U.S. Senator Dean Heller (R-NV) issued the following statement after cosponsoring bipartisan legislation that strengthens the Department of Veterans Affairs Pension Program. The bill was introduced by Senators Richard Burr (R-NC) and Ron Wyden (D-OR).
"Our Veterans have served this nation with distinction and honor. The very freedoms we enjoy today are due to their efforts in defending this country. Pressuring elderly low-income and disabled Veterans into risky decisions such as moving and turning over financial assets to money managers is one of the worst abuses I have seen. I will not stand for companies poaching the life savings of our most vulnerable Veterans. This bill will help end this practice and I applaud Senators Wyden and Burr for introducing this important legislation," said Senator Dean Heller.
The Department of Veterans Affairs' (VA's) enhanced pension program is designed to provide money for elderly veterans, and/or their spouses, who need assistance with daily activities but can't afford to pay for this help on their own. This money is indispensable and increases the quality of life for numerous vets.
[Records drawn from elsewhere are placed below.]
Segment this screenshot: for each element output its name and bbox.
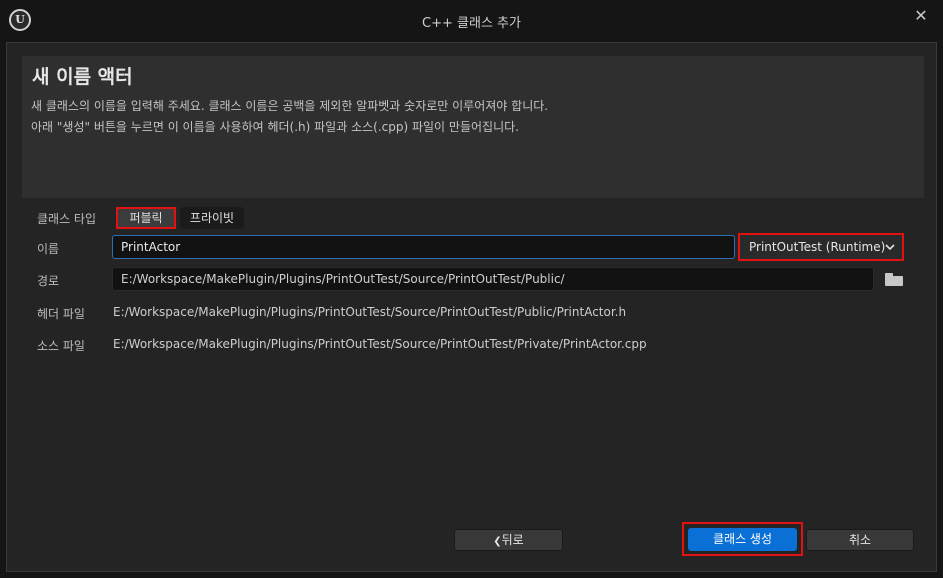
create-class-button[interactable]: 클래스 생성 [688,528,797,551]
folder-icon[interactable] [885,273,903,286]
class-type-label: 클래스 타입 [37,212,97,226]
source-file-label: 소스 파일 [37,339,85,353]
class-type-private-toggle[interactable]: 프라이빗 [180,207,244,229]
close-icon[interactable]: ✕ [911,6,931,26]
page-title: 새 이름 액터 [32,66,133,88]
name-label: 이름 [37,242,60,256]
path-input[interactable]: E:/Workspace/MakePlugin/Plugins/PrintOut… [112,267,874,291]
class-name-input[interactable]: PrintActor [112,235,735,259]
module-dropdown-value: PrintOutTest (Runtime) [749,240,886,254]
description-line-1: 새 클래스의 이름을 입력해 주세요. 클래스 이름은 공백을 제외한 알파벳과… [31,99,549,113]
cancel-button[interactable]: 취소 [806,529,914,551]
header-file-label: 헤더 파일 [37,307,85,321]
chevron-down-icon [885,235,895,268]
chevron-left-icon: ❮ [493,536,502,547]
window-title: C++ 클래스 추가 [422,16,521,31]
path-label: 경로 [37,274,60,288]
title-bar: U C++ 클래스 추가 ✕ [0,0,943,42]
back-button[interactable]: ❮뒤로 [454,529,563,551]
description-line-2: 아래 "생성" 버튼을 누르면 이 이름을 사용하여 헤더(.h) 파일과 소스… [31,120,519,134]
back-button-label: 뒤로 [501,533,524,547]
source-file-path: E:/Workspace/MakePlugin/Plugins/PrintOut… [113,337,647,351]
header-file-path: E:/Workspace/MakePlugin/Plugins/PrintOut… [113,305,627,319]
class-type-public-toggle[interactable]: 퍼블릭 [116,207,176,229]
module-dropdown[interactable]: PrintOutTest (Runtime) [738,233,904,261]
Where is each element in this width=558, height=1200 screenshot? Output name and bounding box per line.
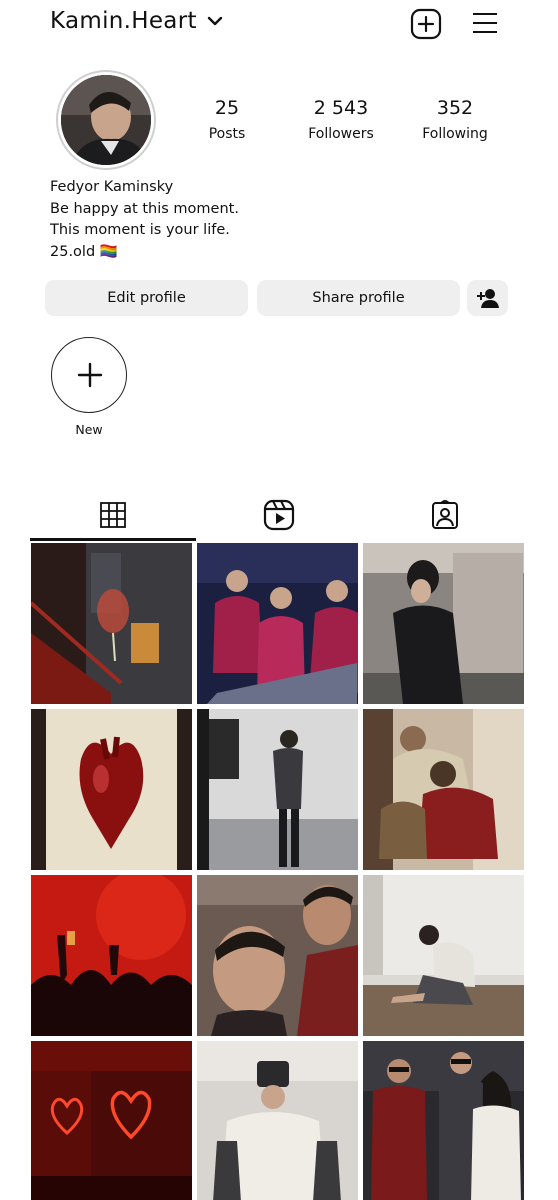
following-label: Following xyxy=(422,126,488,142)
posts-label: Posts xyxy=(208,126,246,142)
username-title[interactable]: Kamin.Heart xyxy=(50,8,197,34)
display-name: Fedyor Kaminsky xyxy=(50,179,174,195)
tab-posts-grid[interactable] xyxy=(30,490,196,540)
post-thumbnail-group-sunglasses[interactable] xyxy=(363,1041,524,1200)
active-tab-indicator xyxy=(30,538,196,541)
new-highlight-label: New xyxy=(75,422,103,437)
followers-count: 2 543 xyxy=(313,97,369,119)
share-profile-button[interactable]: Share profile xyxy=(257,280,460,316)
tab-reels[interactable] xyxy=(196,490,362,540)
following-count: 352 xyxy=(436,97,474,119)
post-thumbnail-couple[interactable] xyxy=(363,709,524,870)
hamburger-menu-icon[interactable] xyxy=(470,10,500,36)
plus-icon xyxy=(77,362,103,388)
post-thumbnail-group-costumes[interactable] xyxy=(197,543,358,704)
profile-bio: Fedyor Kaminsky Be happy at this moment.… xyxy=(50,177,239,263)
avatar[interactable] xyxy=(61,75,151,165)
post-thumbnail-street-man[interactable] xyxy=(363,543,524,704)
new-highlight-button[interactable] xyxy=(51,337,127,413)
profile-header: Kamin.Heart xyxy=(0,0,558,50)
post-thumbnail-neon-heart[interactable] xyxy=(31,1041,192,1200)
person-add-icon xyxy=(476,289,499,308)
tagged-icon xyxy=(432,500,458,529)
edit-profile-button[interactable]: Edit profile xyxy=(45,280,248,316)
bio-line: This moment is your life. xyxy=(50,222,230,238)
grid-icon xyxy=(100,502,126,528)
tab-tagged[interactable] xyxy=(362,490,528,540)
discover-people-button[interactable] xyxy=(467,280,508,316)
plus-square-icon[interactable] xyxy=(410,8,442,40)
posts-count: 25 xyxy=(214,97,240,119)
post-thumbnail-vr-man[interactable] xyxy=(197,1041,358,1200)
profile-tabs xyxy=(30,490,530,542)
stat-followers[interactable]: 2 543 Followers xyxy=(281,96,401,144)
stat-following[interactable]: 352 Following xyxy=(395,96,515,144)
reels-icon xyxy=(263,499,295,531)
post-thumbnail-man-sea[interactable] xyxy=(197,709,358,870)
bio-line: 25.old 🏳️‍🌈 xyxy=(50,243,118,260)
post-thumbnail-red-concert[interactable] xyxy=(31,875,192,1036)
post-thumbnail-selfie-two-men[interactable] xyxy=(197,875,358,1036)
post-thumbnail-sitting-man[interactable] xyxy=(363,875,524,1036)
bio-line: Be happy at this moment. xyxy=(50,200,239,217)
followers-label: Followers xyxy=(308,126,374,142)
post-thumbnail-glass-heart[interactable] xyxy=(31,709,192,870)
chevron-down-icon[interactable] xyxy=(206,14,224,28)
post-thumbnail-wine-glass[interactable] xyxy=(31,543,192,704)
stat-posts[interactable]: 25 Posts xyxy=(167,96,287,144)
Unfortunately, problems with the design and administration of the program have led to a growing industry of financial planners and attorneys who are using the program as a marketing tool to sell inappropriate financial instruments to elderly Veterans.
This bill closes loopholes in the VA pension program that have allowed for the exploitation of Veterans. It also creates a "look-back" period of three years prior to an individual applying for VA pension. If an applicant repositioned assets during that 3-year period, the VA could deny the application. Depending on the assets that were moved, benefits could be denied for up to three years. Comparable protections have already been put in place in programs such as Medicaid.